Wojna w Ukrainie spowodowała znaczący wzrost eksportu niemieckiej broni. Choć to Ukraina jest głównym odbiorcą produktów niemieckiej zbrojeniówki, wśród kupujących nie brakuje innych „sojuszniczych” krajów. Zwracają uwagę duże zakupy niemieckiej broni czynione przez Węgry.
/st.chor. Rafał Mniedło /domena publiczna
Reklama
„Głównie ze względu na warte miliardy dostawy broni na Ukrainę niemiecki eksport broni osiągnie w tym roku rekord” – donosi „Deutsche Welle”. Już w ciągu pierwszych trzech kwartałów tego roku rząd Niemiec zatwierdził dostawy o wartości 8,76 mld, czyli więcej niż w całym roku poprzednim (8,36 mld euro).
Największym odbiorcą niemieckiej broni jest walcząca Ukraina
Eksport broni do Ukrainy wzrósł ponad czterokrotnie w porównaniu z tym samym okresem ubiegłego roku. „DW”, powołując się na dane Federalnego Ministerstwa Gospodarki, wylicza, że wartość eksportu do broniącego się przed rosyjską agresją kraju sięgnęła w tym roku już 3,3 mld euro.
„DW” donosi, że liczba pozwoleń na eksport niemieckiej broni wzrosła w okresie trzech kwartałów br. o 38 proc. w porównaniu z ubiegłym rokiem (z analogicznym okresem 2022 r.).
Węgry intensywnie się dozbrajają. Broń kupują w Niemczech
Wartość eksportu do krajów UE i NATO oraz państw sojuszniczych (Japonia, Szwajcaria, Australia, Nowa Zelandia) to ok. 4,33 mld euro. Największa część, warta 1,03 mld euro, trafia na Węgry, które obecnie intensywnie się dozbrajają – informuje „Deutsche Welle”.
Niemiecki rząd chce pogodzić konieczność wnikliwej kontroli zezwoleń na eksport broni z rosnącymi zamówieniami z zagranicy. „DW” cytuje Svena Gigolda – sekretarza stanu w niemieckim resorcie gospodarki – który za „niezbędne” uważa ułatwienie współpracy zbrojeniowej z partnerami.
„DW” zwraca jednak uwagę na problem reeksportu niemieckiej broni do krajów, które niekoniecznie byłyby chętnie widziana w roli odbiorców produktów niemieckiej zbrojeniówki (chodzi np. o przestrzeganie praw człowieka).

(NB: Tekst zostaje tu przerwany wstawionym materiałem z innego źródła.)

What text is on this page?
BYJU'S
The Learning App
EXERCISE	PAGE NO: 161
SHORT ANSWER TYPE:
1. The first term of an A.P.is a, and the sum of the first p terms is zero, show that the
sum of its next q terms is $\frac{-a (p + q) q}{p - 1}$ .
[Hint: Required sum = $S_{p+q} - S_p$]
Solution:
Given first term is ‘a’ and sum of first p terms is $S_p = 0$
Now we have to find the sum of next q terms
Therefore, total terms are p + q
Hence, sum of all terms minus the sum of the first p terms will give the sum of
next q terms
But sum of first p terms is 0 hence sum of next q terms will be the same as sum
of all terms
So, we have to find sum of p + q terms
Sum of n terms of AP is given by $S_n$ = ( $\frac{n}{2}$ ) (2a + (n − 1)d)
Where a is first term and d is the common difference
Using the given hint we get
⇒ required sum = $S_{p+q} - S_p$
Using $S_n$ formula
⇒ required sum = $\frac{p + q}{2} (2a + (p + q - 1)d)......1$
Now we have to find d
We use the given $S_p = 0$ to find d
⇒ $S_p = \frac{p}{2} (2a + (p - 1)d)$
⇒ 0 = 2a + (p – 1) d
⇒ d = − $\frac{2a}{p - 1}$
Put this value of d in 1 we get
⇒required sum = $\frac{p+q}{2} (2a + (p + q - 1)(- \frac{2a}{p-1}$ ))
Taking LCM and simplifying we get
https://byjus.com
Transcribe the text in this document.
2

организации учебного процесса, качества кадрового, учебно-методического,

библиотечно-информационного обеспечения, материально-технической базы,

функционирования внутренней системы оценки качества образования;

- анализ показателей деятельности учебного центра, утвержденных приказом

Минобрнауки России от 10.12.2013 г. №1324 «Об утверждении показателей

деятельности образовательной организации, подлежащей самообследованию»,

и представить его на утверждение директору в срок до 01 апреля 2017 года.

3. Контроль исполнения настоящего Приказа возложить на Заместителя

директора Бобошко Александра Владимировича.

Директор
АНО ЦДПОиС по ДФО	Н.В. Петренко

Świat się zbroi – wydatki na wyposażenie armii rosną na niespotykaną skalę
W 2022 roku globalne wydatki na zbrojenia sięgnęły 2 bln dolarów – wyliczał niedawno „The Economist” cytują Sztokholmski Instytut Badań nad Pokojem. Ubiegłoroczny wzrost zbrojeniowych wydatków miał być największy od lat 60. ubiegłego wieku.
Rośnie liczba państw NATO, które już osiągnęły cel wydatków na obronność (2 proc. PKB). Tylko dla porządku przypomnijmy, że Polska zamierza osiągnąć poziom 4 proc. Wojna w Ukrainie spowodowała, że w Europie nie zwracamy uwagi na zbrojenia Chin i Indii, które w szybkim tempie modernizują swoje armie i zwiększają możliwości obronne.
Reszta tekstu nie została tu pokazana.